Entführung Terroristen brachten UA 93 selbst zum Absturz

Der Absturz der United-Airlines-Maschine am 11. September 2001 bei Pennsylvania geht möglicherweise auf das Konto der Terroristen, die das Flugzeug gekapert hatten. Bislang hieß es, die Maschine sei zerschellt, als die Passagiere im heldenhaften Kampf versucht hätten, die Kontrolle über das entführte Flugzeug zu gewinnen.

Washington - US-Ermittler gehen nun offenbar davon aus, dass einer der Entführer den Piloten Ziad Jarrah angewiesen habe, die Maschine abstürzen zu lassen, berichtet der Nachrichtensender CNN. Diese Theorie basiere auf den Auswertungen der Gespräche, die im Cockpit der United-Airlines-Maschine 093 aufgezeichnet wurden. In dem Bericht zum 11. September, den das FBI im vergangenen Monat dem Kongress vorgestellt hatte, hieß es, damit hätten die Entführer den Kampf um das entführte Flugzeug beenden wollen.

Bislang hatte er geheißen, die Passagiere an Bord der entführten Maschine, die über Telefonate mit Angehörigen über die Terroranschläge in New York und Washington informiert gewesen seien, hätten die Maschine zum Absturz gebracht. Nun heißt es, angesichts der Gegenwehr der Passagiere hätten die Entführer ihren ursprünglichen Plan aufgegeben - möglicherweise war es ihr Ziel, das Weiße Haus oder das Capitol in Washington zu treffen.
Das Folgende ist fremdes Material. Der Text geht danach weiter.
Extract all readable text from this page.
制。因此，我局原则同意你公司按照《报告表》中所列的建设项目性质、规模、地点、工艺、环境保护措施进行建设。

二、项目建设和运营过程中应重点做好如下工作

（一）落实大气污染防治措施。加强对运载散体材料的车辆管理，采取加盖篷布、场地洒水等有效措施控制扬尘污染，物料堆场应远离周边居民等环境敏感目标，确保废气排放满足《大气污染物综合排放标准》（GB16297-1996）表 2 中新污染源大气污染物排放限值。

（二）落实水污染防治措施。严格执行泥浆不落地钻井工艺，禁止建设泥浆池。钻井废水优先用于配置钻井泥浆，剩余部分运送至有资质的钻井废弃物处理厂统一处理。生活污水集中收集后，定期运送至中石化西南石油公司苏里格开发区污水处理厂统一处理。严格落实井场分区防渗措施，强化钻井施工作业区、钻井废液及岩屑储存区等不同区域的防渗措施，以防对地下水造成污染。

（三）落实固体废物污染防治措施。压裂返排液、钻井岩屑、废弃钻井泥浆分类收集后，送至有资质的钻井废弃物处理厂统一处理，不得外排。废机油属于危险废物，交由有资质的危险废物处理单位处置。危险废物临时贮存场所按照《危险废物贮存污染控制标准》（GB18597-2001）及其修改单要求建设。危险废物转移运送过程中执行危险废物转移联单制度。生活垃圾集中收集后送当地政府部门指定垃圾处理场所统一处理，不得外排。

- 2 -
Der Satz "Let's roll", den einer der Passagiere an Bord der Maschine kurz vor Beginn des Kampfes sagte, wurde zum Motto für einen breit angelegten Feldzug der Amerikaner gegen den Terrorismus.

Die Cockpit-Mitschnitte wurden bereits im April vergangenen Jahres den Familienmitgliedern der getöteten Passagiere und Crewmitglieder vorgespielt. Nach Berichten von Angehörigen der Opfer hätten die Passagiere möglicherweise einen Essenwagen als Schutzschild benutzt, um damit das Cockpit zu stürmen. "Es ist ganz eindeutig auf dem Tonband zu hören, dass sie es ins Cockpit geschafft haben", sagte Deena Burnett, die bei dem Terrorakt ihren Ehemann Thomas verloren hat. "Man kann das Tonband auf keine andere Art deuten", sagte Burnett am Donnerstag in einem Telefoninterview.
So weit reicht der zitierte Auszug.